Question: How do we educate executives at our parent company in the United States about the differences relating to Canadian employment law and practice?
Answer: I have heard of cases of U.S.-based executives erroneously believing they could rely on U.S. employment law provisions in Canada. Sometimes, those individuals can be quite shocked to hear of differences — or may even flatly refuse to accept, for example, that at-will employment doesn’t exist north of the border.
That can be problematic and expose the organization to legal liability. A few areas where this applies also include the absence of “right to work” legislation, drug and alcohol testing and eligibility for overtime.
‘Right to work’ legislation
A significant feature of U.S. labour law that differs from Canada is “right to work” legislation in some states.

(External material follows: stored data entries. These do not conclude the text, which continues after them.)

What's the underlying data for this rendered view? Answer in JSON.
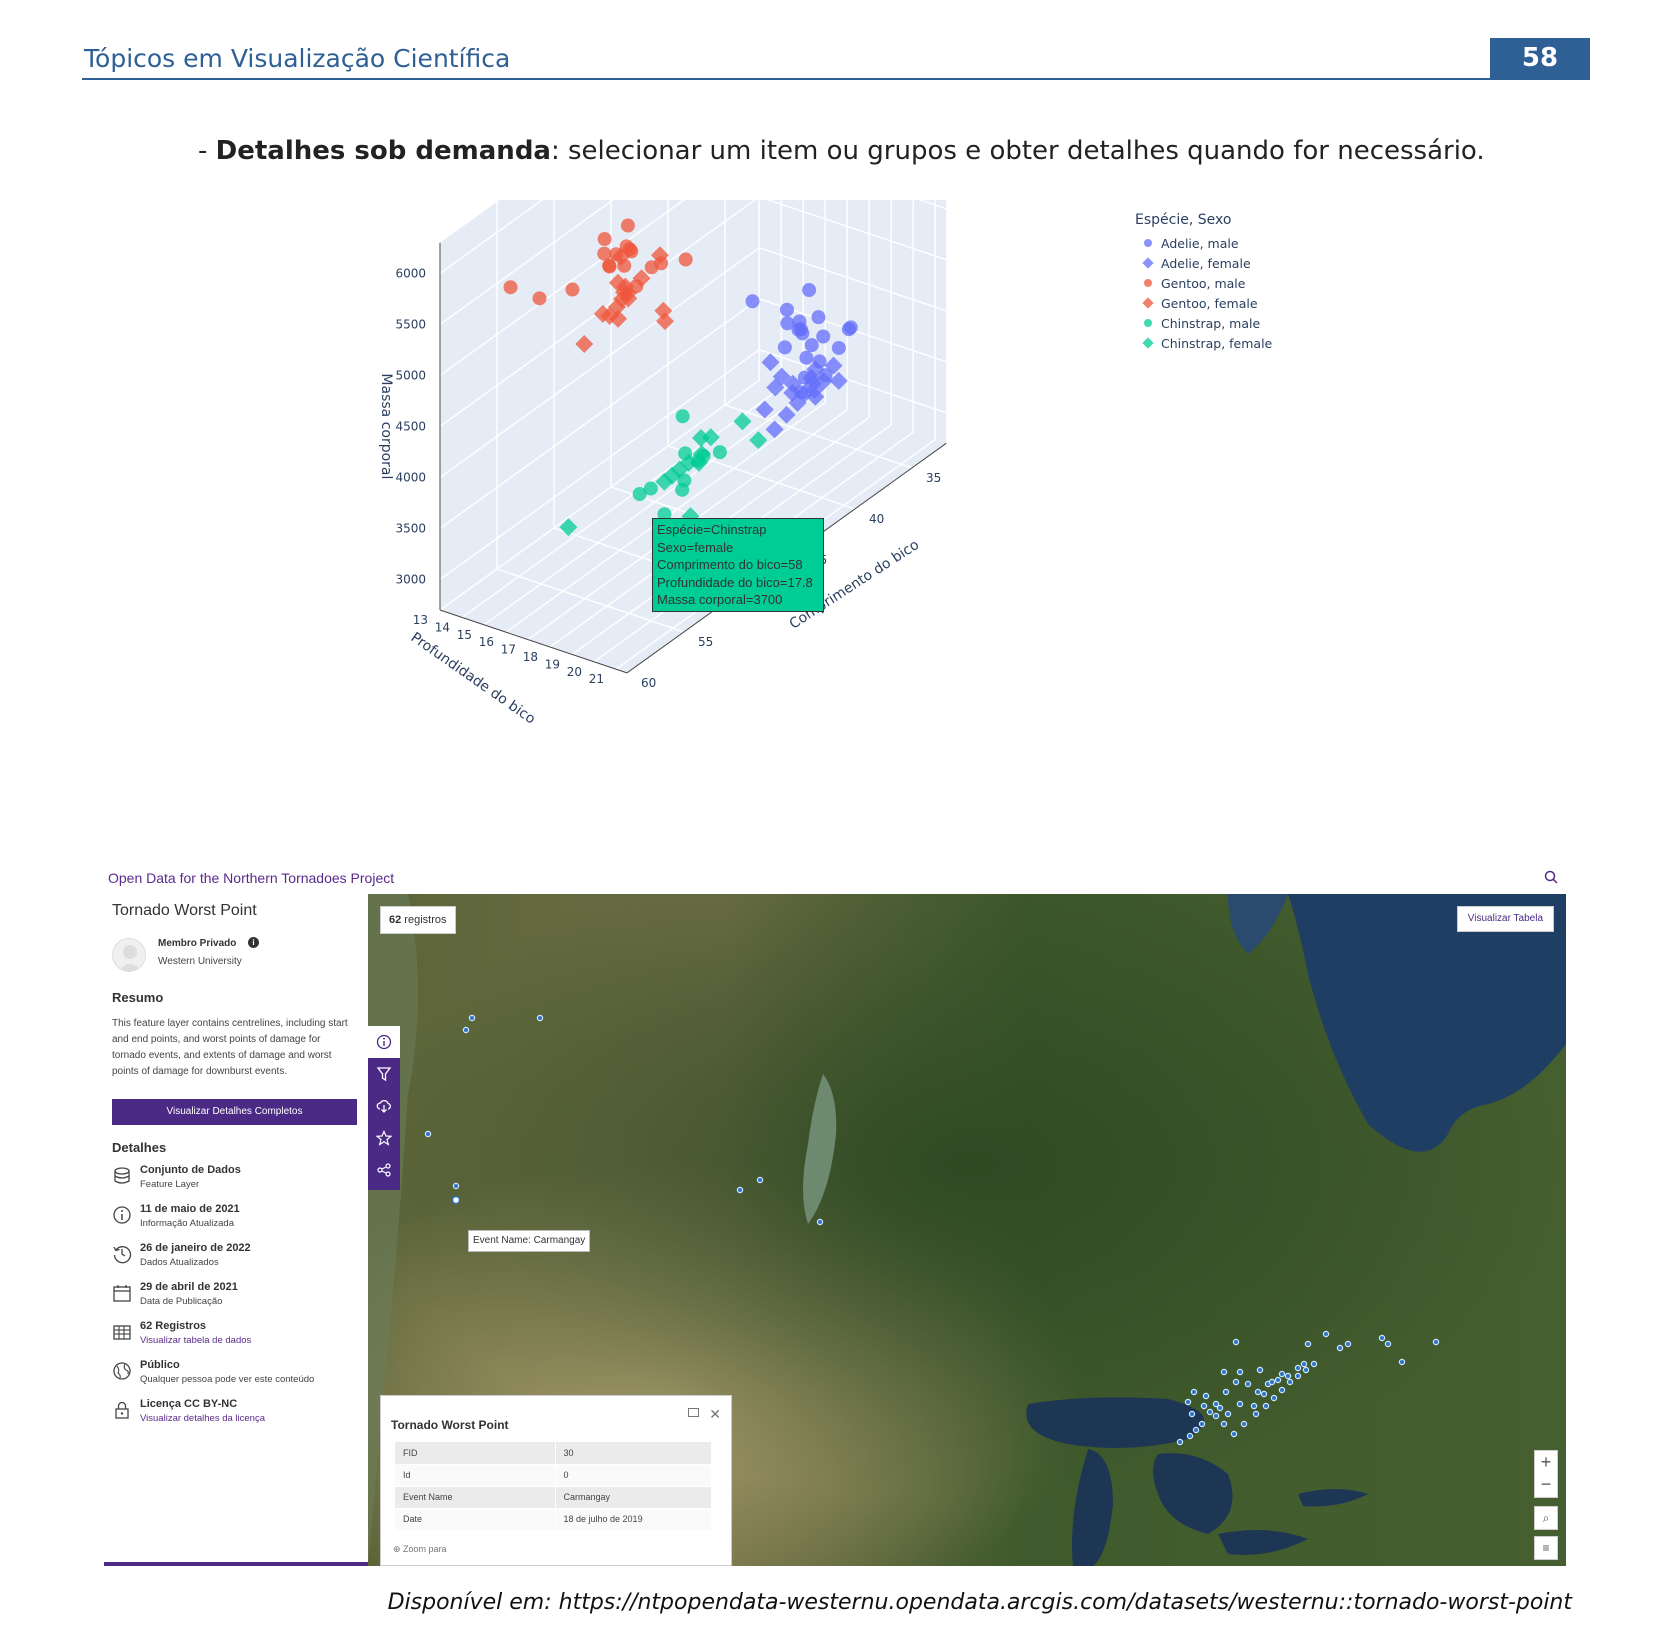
{
  "header": {
    "title": "Tópicos em Visualização Científica",
    "page_number": "58"
  },
  "intro": {
    "bullet": "- ",
    "bold": "Detalhes sob demanda",
    "rest": ": selecionar um item ou grupos e obter detalhes quando for necessário."
  },
  "chart_data": {
    "type": "scatter",
    "title": "",
    "xlabel": "Profundidade do bico",
    "ylabel": "Comprimento do bico",
    "zlabel": "Massa corporal",
    "x_ticks": [
      "13",
      "14",
      "15",
      "16",
      "17",
      "18",
      "19",
      "20",
      "21"
    ],
    "y_ticks": [
      "35",
      "40",
      "45",
      "50",
      "55",
      "60"
    ],
    "z_ticks": [
      "3000",
      "3500",
      "4000",
      "4500",
      "5000",
      "5500",
      "6000"
    ],
    "xlim": [
      13,
      21.5
    ],
    "ylim": [
      32,
      60
    ],
    "zlim": [
      2700,
      6300
    ],
    "legend_title": "Espécie, Sexo",
    "legend_position": "right",
    "series": [
      {
        "name": "Adelie, male",
        "symbol": "circle",
        "color": "#636efa",
        "points": [
          [
            18.9,
            39.6,
            4200
          ],
          [
            19.2,
            40.3,
            3700
          ],
          [
            20.6,
            38.8,
            4300
          ],
          [
            18.7,
            37.8,
            4200
          ],
          [
            19.5,
            41.1,
            4400
          ],
          [
            18.3,
            38.7,
            4200
          ],
          [
            19.0,
            39.2,
            4600
          ],
          [
            19.6,
            42.3,
            4700
          ],
          [
            18.9,
            36.4,
            3800
          ],
          [
            20.2,
            40.6,
            4100
          ],
          [
            19.4,
            42.1,
            4300
          ],
          [
            19.7,
            36.9,
            4100
          ],
          [
            21.2,
            42.0,
            4150
          ],
          [
            18.5,
            43.2,
            4775
          ],
          [
            19.1,
            41.3,
            4450
          ],
          [
            17.8,
            37.6,
            4000
          ],
          [
            18.6,
            38.2,
            3950
          ],
          [
            20.0,
            41.5,
            4000
          ],
          [
            19.9,
            39.7,
            4250
          ],
          [
            18.1,
            37.7,
            3750
          ]
        ]
      },
      {
        "name": "Adelie, female",
        "symbol": "diamond",
        "color": "#636efa",
        "points": [
          [
            17.4,
            39.5,
            3800
          ],
          [
            18.0,
            40.3,
            3250
          ],
          [
            17.8,
            36.7,
            3450
          ],
          [
            19.3,
            39.3,
            3650
          ],
          [
            17.6,
            38.9,
            3625
          ],
          [
            18.4,
            35.9,
            3550
          ],
          [
            17.2,
            37.2,
            3300
          ],
          [
            18.1,
            36.2,
            3400
          ],
          [
            17.9,
            38.1,
            3325
          ],
          [
            17.0,
            35.0,
            3200
          ],
          [
            16.6,
            36.0,
            3250
          ],
          [
            18.3,
            37.3,
            3350
          ],
          [
            17.1,
            38.5,
            3450
          ],
          [
            19.0,
            36.6,
            3500
          ],
          [
            16.9,
            34.6,
            3300
          ],
          [
            17.5,
            40.2,
            3400
          ],
          [
            18.7,
            39.0,
            3550
          ],
          [
            17.3,
            37.9,
            3150
          ]
        ]
      },
      {
        "name": "Gentoo, male",
        "symbol": "circle",
        "color": "#ef553b",
        "points": [
          [
            16.3,
            50.0,
            5700
          ],
          [
            15.3,
            50.0,
            5700
          ],
          [
            15.2,
            47.6,
            5400
          ],
          [
            16.0,
            49.0,
            5550
          ],
          [
            17.1,
            49.2,
            6300
          ],
          [
            16.1,
            49.5,
            5850
          ],
          [
            15.7,
            50.8,
            5650
          ],
          [
            16.2,
            51.3,
            5600
          ],
          [
            16.8,
            52.5,
            5750
          ],
          [
            15.9,
            46.2,
            5200
          ],
          [
            16.5,
            45.2,
            5200
          ],
          [
            15.0,
            48.4,
            5400
          ],
          [
            16.4,
            50.4,
            5550
          ],
          [
            15.4,
            55.9,
            5600
          ],
          [
            16.0,
            59.6,
            6050
          ],
          [
            17.0,
            50.5,
            5400
          ],
          [
            14.9,
            45.1,
            5000
          ],
          [
            15.6,
            53.4,
            5500
          ]
        ]
      },
      {
        "name": "Gentoo, female",
        "symbol": "diamond",
        "color": "#ef553b",
        "points": [
          [
            13.2,
            46.1,
            4500
          ],
          [
            13.7,
            48.7,
            4450
          ],
          [
            14.1,
            46.5,
            4550
          ],
          [
            13.8,
            45.4,
            4700
          ],
          [
            14.5,
            43.3,
            4400
          ],
          [
            14.2,
            45.8,
            4700
          ],
          [
            13.9,
            42.0,
            4150
          ],
          [
            14.4,
            46.2,
            4800
          ],
          [
            13.5,
            45.1,
            5000
          ],
          [
            14.0,
            46.4,
            4650
          ],
          [
            13.3,
            42.9,
            4600
          ],
          [
            14.8,
            47.5,
            4875
          ],
          [
            13.6,
            44.9,
            4700
          ],
          [
            14.3,
            46.9,
            4950
          ],
          [
            13.1,
            40.9,
            4650
          ],
          [
            14.6,
            48.2,
            4750
          ]
        ]
      },
      {
        "name": "Chinstrap, male",
        "symbol": "circle",
        "color": "#00cc96",
        "points": [
          [
            19.8,
            50.0,
            3900
          ],
          [
            19.5,
            51.3,
            3650
          ],
          [
            18.8,
            52.7,
            3725
          ],
          [
            19.6,
            51.3,
            3750
          ],
          [
            20.0,
            52.0,
            4100
          ],
          [
            20.8,
            50.5,
            4050
          ],
          [
            19.4,
            49.7,
            3800
          ],
          [
            18.9,
            51.7,
            3400
          ],
          [
            19.9,
            55.8,
            4000
          ],
          [
            20.3,
            52.8,
            4550
          ]
        ]
      },
      {
        "name": "Chinstrap, female",
        "symbol": "diamond",
        "color": "#00cc96",
        "points": [
          [
            17.9,
            46.5,
            3500
          ],
          [
            17.3,
            45.4,
            3525
          ],
          [
            17.8,
            58.0,
            3700
          ],
          [
            17.0,
            45.9,
            3300
          ],
          [
            18.4,
            42.5,
            3350
          ],
          [
            17.6,
            46.9,
            2900
          ],
          [
            17.1,
            45.2,
            3250
          ],
          [
            16.6,
            46.6,
            3200
          ],
          [
            18.2,
            43.5,
            3600
          ],
          [
            17.5,
            49.0,
            3400
          ],
          [
            17.9,
            45.7,
            3600
          ],
          [
            17.0,
            46.7,
            3300
          ]
        ]
      }
    ]
  },
  "hover": {
    "lines": [
      "Espécie=Chinstrap",
      "Sexo=female",
      "Comprimento do bico=58",
      "Profundidade do bico=17.8",
      "Massa corporal=3700"
    ]
  },
  "portal": {
    "site_title": "Open Data for the Northern Tornadoes Project",
    "dataset_title": "Tornado Worst Point",
    "owner_name": "Membro Privado",
    "owner_org": "Western University",
    "summary_heading": "Resumo",
    "summary": "This feature layer contains centrelines, including start and end points, and worst points of damage for tornado events, and extents of damage and worst points of damage for downburst events.",
    "details_button": "Visualizar Detalhes Completos",
    "details_heading": "Detalhes",
    "details": [
      {
        "icon": "database-icon",
        "main": "Conjunto de Dados",
        "sub": "Feature Layer",
        "link": false
      },
      {
        "icon": "info-icon",
        "main": "11 de maio de 2021",
        "sub": "Informação Atualizada",
        "link": false
      },
      {
        "icon": "history-icon",
        "main": "26 de janeiro de 2022",
        "sub": "Dados Atualizados",
        "link": false
      },
      {
        "icon": "calendar-icon",
        "main": "29 de abril de 2021",
        "sub": "Data de Publicação",
        "link": false
      },
      {
        "icon": "table-icon",
        "main": "62 Registros",
        "sub": "Visualizar tabela de dados",
        "link": true
      },
      {
        "icon": "globe-icon",
        "main": "Público",
        "sub": "Qualquer pessoa pode ver este conteúdo",
        "link": false
      },
      {
        "icon": "lock-icon",
        "main": "Licença CC BY-NC",
        "sub": "Visualizar detalhes da licença",
        "link": true
      }
    ],
    "record_count": "62",
    "record_word": " registros",
    "table_button": "Visualizar Tabela",
    "map_tooltip": "Event Name: Carmangay",
    "popup": {
      "title": "Tornado Worst Point",
      "rows": [
        {
          "k": "FID",
          "v": "30"
        },
        {
          "k": "Id",
          "v": "0"
        },
        {
          "k": "Event Name",
          "v": "Carmangay"
        },
        {
          "k": "Date",
          "v": "18 de julho de 2019"
        }
      ],
      "zoom_label": "Zoom para"
    },
    "map_controls": {
      "zoom_in": "+",
      "zoom_out": "−"
    }
  },
  "footer": "Disponível em: https://ntpopendata-westernu.opendata.arcgis.com/datasets/westernu::tornado-worst-point"
}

In right to work states, it is illegal to force an employee to join a union.
Although there has been talk of introducing such legislation, at present this kind of legislation doesn’t exist in Canada (although a compromise arrangement, known as the “Rand formula,” does exist in some Canadian collective agreements whereby an employee who does not wish to join a union would still be required to pay union dues unless he objects on religious grounds).
Employment at-will is essentially an American doctrine that provides that in the absence of specific provisions to the contrary in a contract of employment, either the employer or employee can end the employment relationship for almost any reason or for no reason at all without providing any notice or compensation.
While there are certain exceptions — and the courts have been steadily eroding the doctrine over the years — U.S. employees without a written employment contract generally have little recourse when they are terminated without notice.
That’s not the case in Canada where the provision of reasonable notice is generally required other than in cases of termination for cause.
And in most cases, non-union employees are governed not only by legislated employment standards termination provisions, but also by the common law, which generally provides for significantly lengthier notice periods than the legislation.
Drug and alcohol testing
It is safe to say Canadian courts and tribunals take a much dimmer view of drug and alcohol testing at the workplace than their American counterparts.
In general, in Canada, other than in highly safety-sensitive environments and cases where testing is capable of measuring actual on-the-job impairment, drug and alcohol testing in an employment context is generally proscribed, especially in a pre-employment context. That’s because dependency on drugs or alcohol is considered a disability under Canadian human rights legislation.
This runs contrary to the practices of many U.S. employers, which routinely conduct drug testing as part of the applicant screening process.
Exempt and non-exempt employees
There is a widely held belief in Canada that employers are exempt from having to pay overtime to salaried employees. This is a fallacy since employment standards legislation in most jurisdictions makes a distinction between supervisory/managerial employees and non-supervisory employees — not salaried versus hourly-paid employees.
This misconception may be partially attributed to the widespread knowledge, on the part of both Canadian and U.S. HR practitioners, of the exempt/non-exempt classification used in the U.S. under the Fair Labor Standards Act (FLSA).
According to the FLSA, eligibility for overtime is based on three factors:
• compensation level
• whether an employee is salaried or paid on an hourly basis
• the type of duties of that employee.
Explaining differences to U.S. superiors
So, how does one actually go about informing U.S. executives that their employment practices probably won’t fly under Canadian law and practice? For a start, I suppose, readers could send them this article. It may also be useful to send them employment law case summaries, excerpts from legislation and articles and downloads from Canadian law firms.
Another idea is to recommend or purchase books, periodicals or online services relating to HR and employment law in Canada so they can gain a better understanding of some of the differences.